Kim Smejkal’s debut, dark YA fantasy, Ink in the Blood, is a steampunk, nightmare carnival ride, where tattoo artists are messengers for the gods, and the tiniest mistake could lead to death by insanity.
The concept of this book is what drew me in, a society which runs off of divine messages delivered by magical tattoos. I have never read a book with this concept, and I loved it. Kim Smejkal has done a fantastic job building a creepy, twisted world full of grey skies, an angry deity, and a fantastical theater troupe.
The story follows Celia Sand and her best friend Anya Burtoni, who serve as Inklings in the religion of Profeta. Inklings craft tattoos that hold divine messages from the gods, which appear on the skin of believers, who then use the tattoo as a guide for the will of the Divine. While being an Inkling is a desire profession, after ten years of servitude, Anya and Celia know the truth. The Profeta religion is a farce, a cruel, deceitful prison used to control the people.

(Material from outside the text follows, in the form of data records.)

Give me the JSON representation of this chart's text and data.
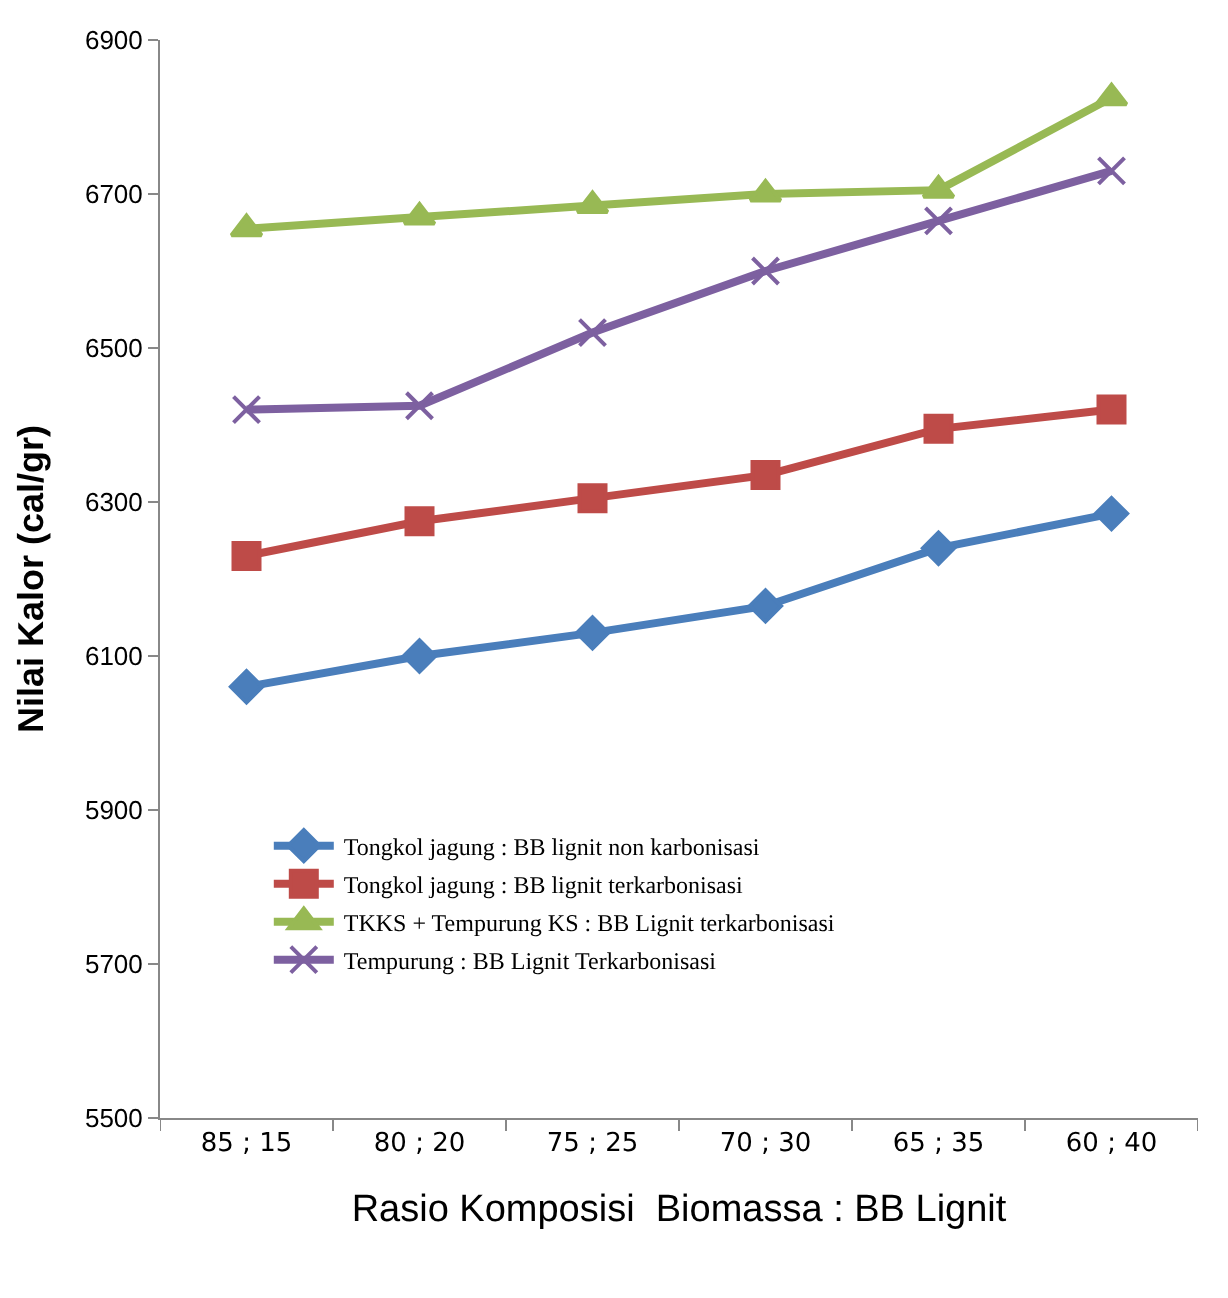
{
  "chart_data": {
    "type": "line",
    "xlabel": "Rasio Komposisi  Biomassa : BB Lignit",
    "ylabel": "Nilai Kalor (cal/gr)",
    "categories": [
      "85 ; 15",
      "80 ; 20",
      "75 ; 25",
      "70 ; 30",
      "65 ; 35",
      "60 ; 40"
    ],
    "ylim": [
      5500,
      6900
    ],
    "yticks": [
      5500,
      5700,
      5900,
      6100,
      6300,
      6500,
      6700,
      6900
    ],
    "legend": "bottom left",
    "series": [
      {
        "name": "Tongkol jagung : BB lignit non karbonisasi",
        "color": "#4a7ebb",
        "marker": "diamond",
        "values": [
          6060,
          6100,
          6130,
          6165,
          6240,
          6285
        ]
      },
      {
        "name": "Tongkol jagung : BB lignit terkarbonisasi",
        "color": "#be4b48",
        "marker": "square",
        "values": [
          6230,
          6275,
          6305,
          6335,
          6395,
          6420
        ]
      },
      {
        "name": "TKKS + Tempurung KS : BB Lignit terkarbonisasi",
        "color": "#98b954",
        "marker": "triangle",
        "values": [
          6655,
          6670,
          6685,
          6700,
          6705,
          6825
        ]
      },
      {
        "name": "Tempurung : BB Lignit Terkarbonisasi",
        "color": "#7d60a0",
        "marker": "cross",
        "values": [
          6420,
          6425,
          6520,
          6600,
          6665,
          6730
        ]
      }
    ]
  }
}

However, after successfully escaping from the temple by joining a vibrant and exotic theater troupe called the Rabble Mob, Celia and Anya realize that the Divine they served is in fact very real and very angry with them. In order to stop the Divine from destroying their newfound family, and the innocent believers, Celia and Anya must put on the greatest performance of their lives-—unmasking the truth about Profeta.
The world building and aesthetic in this book is what truly made it enjoyable for me— the grey city streets, where the cobblestones turned to water ways only accessible via gondola, the steampunk clothing of top hats, suspenders, and petticoats, and a dark, macabre theater troupe, complete with its own plague doctor, who never takes of his mask. I could see all of it, and I felt like I was there.
The Profeta religion was fascinating and well-constructed as well. I enjoyed learning about the temple, and the Inklings, and how The Divine and Diavala came to be. The things Celia and Anya had to suffer in order to serve are horrifying to read.
While all the characters had their own spark and intrigue, I had a hard time connecting with them. Celia and Anya should have been more traumatized than they were with all the things they went through, but their past decisions did not seem to haunt them, besides feeling guilt for leaving certain friends back at the temple. Also, the theater troupe characters were delightful, but there were so many I could not keep them all straight.
But I have to say, the plague doctor was my favorite. His character was deliciously mysterious and sultry. The tension Smejkal built between him and Celia kept me turning the pages. He did not disapoint.
However, at the end of the day, this book tried to do too much in too little of time. Without getting into spoiler territory, Celia and Anya were able to destroy something that was literally thousands of years old. It broke my suspension of disbelief. Also, I am curious as to what the sequel, which will release in 2021, will entail, since this story came to a satisfying conclusion. I worry that Smejkal has ended the conflict prematurely.
Still, if quirky, surreal theater troupes, steampunk worlds, and magic tattoos are your aesthetic, then Ink in the Blood may be able to scratch that itch.